Sunday 20 April 2008

I like Mozzarella.

I love it, actually, which is weird considering I don't really like cheese. Well, not raw cheese. Cooked into stuff; on toast with Worcestershire sauce; melted on meat; it's mostly good. So when I read this in the room service menu tonight, I expected something of reasonable quality:

Sandwiches

TEXAS LONGHORN
Grilled Steak Sandwich with Grilled Vegetables and Mozzarella Cheese served with French Fries. 22 QR.

Sounds good, no? The price (about 3 quid) should have set alarm bells ringing, but I ordered anyway. It took almost half an hour to arrive, so my expectation was even more heightened. They don't spend that much time on crap.

Wrong.

I took the metal lid off the plate, and was faced with a stale baguette filled with blackened thin strips of some kind of meat topped with this:


Now, forgive me for nearly throwing up all over the plate, but THAT is not Mozzarella. It's not even cheese. It's probably been closer to a penguin than a cow. I was so anguished and upset that I didn't even notice that the Grilled Vegetables were also stretching the terms of the Trades Description Act: they were sliced, cold salad vegetables. Still, I managed to peel the "cheese" off and devour the food. The chips were OK.

But there we are. I've vented my rage and have howled at the moon, and have perspective again. That said, thinking back, I can count the decent meals I have had since returning to Doha on one finger. That was the huge rib-eye steak I had last night. Other than that, the food here has proved to be fairly shite.

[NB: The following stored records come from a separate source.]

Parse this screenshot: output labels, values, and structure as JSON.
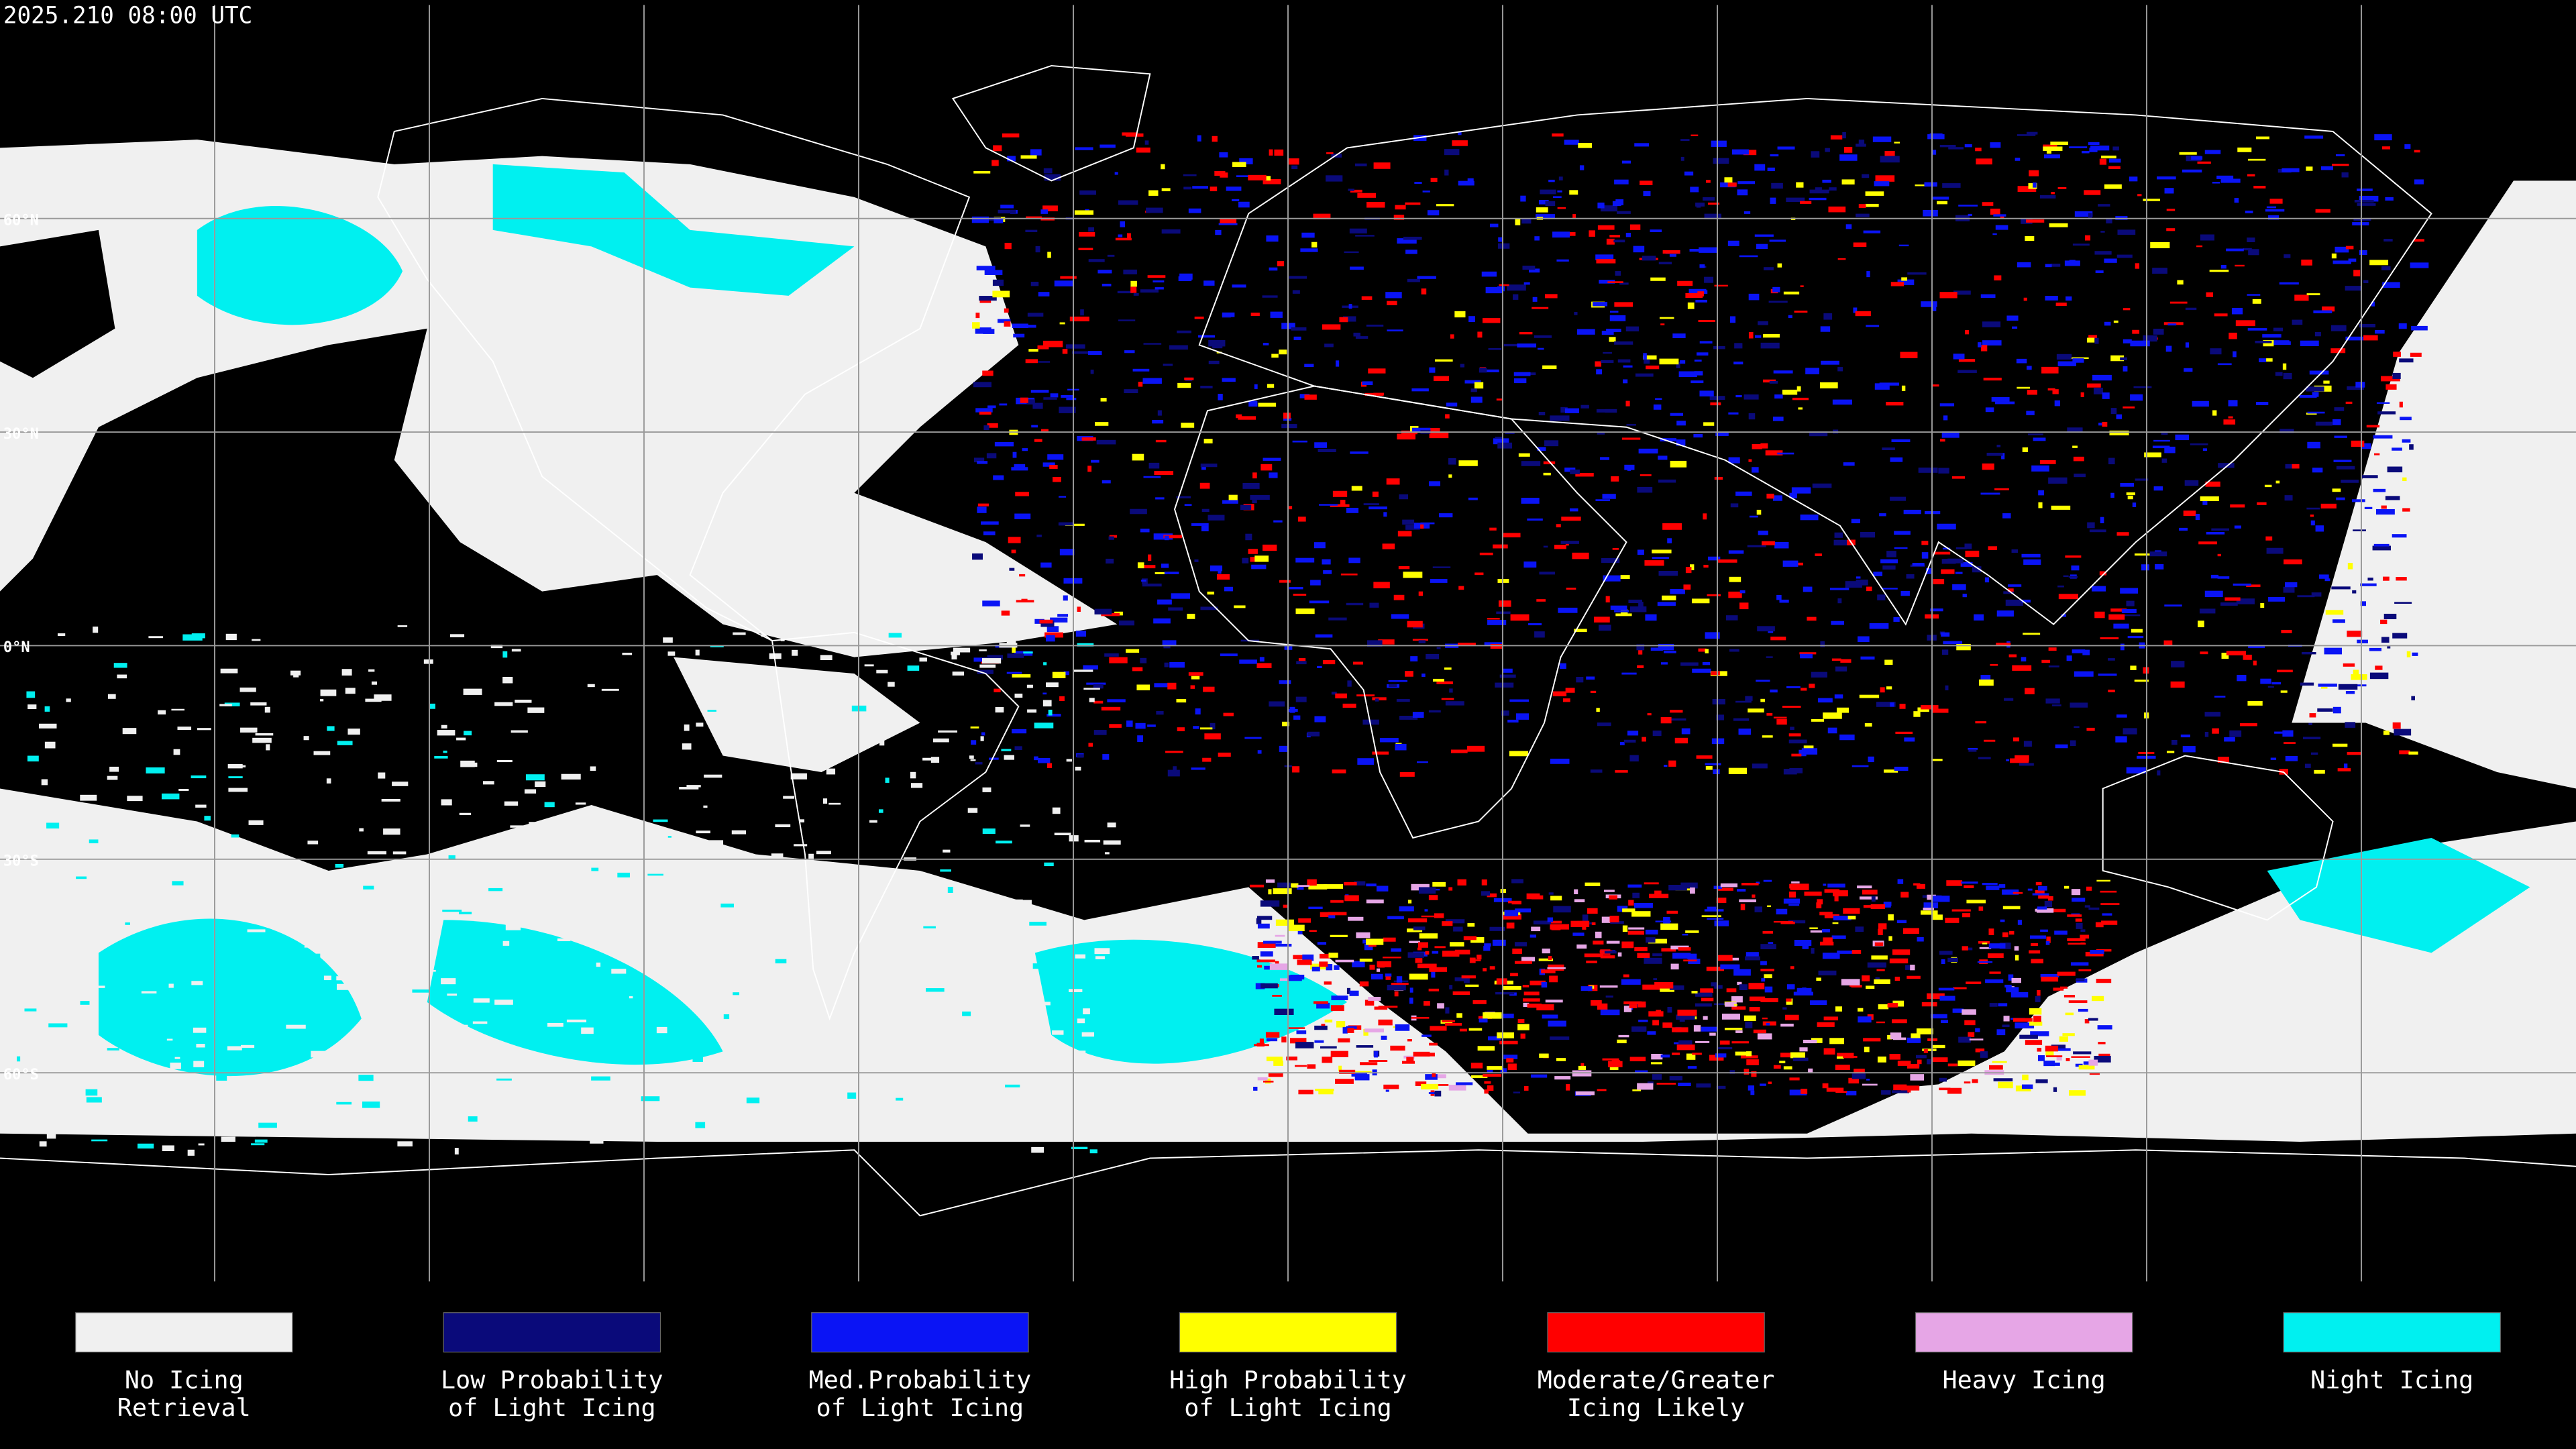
{
  "timestamp": "2025.210 08:00 UTC",
  "latitude_labels": [
    "60°N",
    "30°N",
    "0°N",
    "30°S",
    "60°S"
  ],
  "legend": [
    {
      "label_lines": [
        "No Icing",
        "Retrieval"
      ],
      "color": "#f0f0f0"
    },
    {
      "label_lines": [
        "Low Probability",
        "of Light Icing"
      ],
      "color": "#0a0a7a"
    },
    {
      "label_lines": [
        "Med.Probability",
        "of Light Icing"
      ],
      "color": "#0a14f5"
    },
    {
      "label_lines": [
        "High Probability",
        "of Light Icing"
      ],
      "color": "#ffff00"
    },
    {
      "label_lines": [
        "Moderate/Greater",
        "Icing Likely"
      ],
      "color": "#ff0000"
    },
    {
      "label_lines": [
        "Heavy Icing"
      ],
      "color": "#e6a6e6"
    },
    {
      "label_lines": [
        "Night Icing"
      ],
      "color": "#00f0f0"
    }
  ]
}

The breakfasts at this hotel are crap. The sandwich I had at the Ramada hotel was crap. The lunch at work today was...interesting. I don't want to seem ungrateful, because it was free, but it was stone cold. I might actually lose some weight here, without even trying.

Before the moaning gets too insistent, I will relay some good news: the job is interesting. I've had a good first day, and have already got stuck into some juicy contractual issues and exchanged points of view with a Lebanese QS. Lebanese people are weird. In a nice way, I mean. They throw you with their accent, which sounds at times French and other times German. I digress. Work was good.

It wasn't what I expected, to be fair. I had worrying preconceptions about the place, being on a huge Industrial City up in Ras Laffan (North East of the country). After a very early start of 7am (I'm still at 5am), the drive there was quite long, and then there was a bit of a wait to get through security, and then there was more of a drive through desert to get to the project I am working on. The constant sight of sand and sky was suddenly punctuated by flare stacks and petrochemical storage tanks. The roadside was suddenly littered with giant metal vessels, like some giant's discarded Mechanno set.

Finally we arrived at the site offices and I was pleasantly surprised at how good the facilities were, with clean toilets, good AC, modern furniture and the ubiquitous little man with a tray offering drinks and fruit. The biggest surprise came at lunchtime. A very helpful chap showed me the way to the canteen, and I assumed it would involved buying something very basic, but when I was guided into the little cabin, I was greeted by the sight of about ten plastic patio tables adorned with metal food trays (like the ones from Chinese take-aways) and plastic bags containing Arabic bread and cans of fizzy beverages. Every place setting had these, and people were sat here and there helping themselves. I turned to my guide, probably with a very stupid expression on my face, and grunted, "Wha?" He just smiled and motioned to the tables and then left the hut, so I took a place at an empty table and started opening the lucky dip boxes. There was salad, humus, rice, chips, fried chicken and some kind of chicken casserole, and all of it was stone cold (as I might have mentioned). Never mind, thought I. Free grub is free grub, whether it's cold or not, so I ate it up and went back to work.

The evening drive back was an experience, in much the same way waking up surrounded by scorpions is an experience. The "driver" was less of a driver than the "cheese" was Mozzarella. He didn't seem to know what to do with a gear-shift vehicle and seemed to have a powerful magnet pulling him towards other cars' bumpers. I had to distract myself by holding a conversation with my fellow passenger, a gregarious, well-travelled Scotsman with an uncanny Sean Connery impression for a voice. I washn't shure if he wash taking the pish oot of me. Anyway, he provided some good entertainment as he shouted and swore at our hapless driver whenever he made another life-threatening mistake at seventy miles per hour. After an hour and a bit, we finally arrived back in Doha, and I nearly got down on my knees and prayed in thanks. Nearly. It might have been deemed provocative here.

2 comments:

Anonymous said...

Stumbled upon your blog this afternoon as i've been digesting as many as possible before moving to Dubai next month. Had me actually laughing out loud in the office! Good luck with your Doha adventure: hope you make some cash and things get better with your health. At the risk of sounding like a sycophant, yours is probably the best-written blog i've come across. If the construction stuff doesn't work out maybe you could scrape a living as a travel writer ;-) Looking forward to the next installment!

Cheers, Ian.

littlejimmy said...

Thank you, Ian. It's always nice to read positive comments. Hope you enjoy Dubai.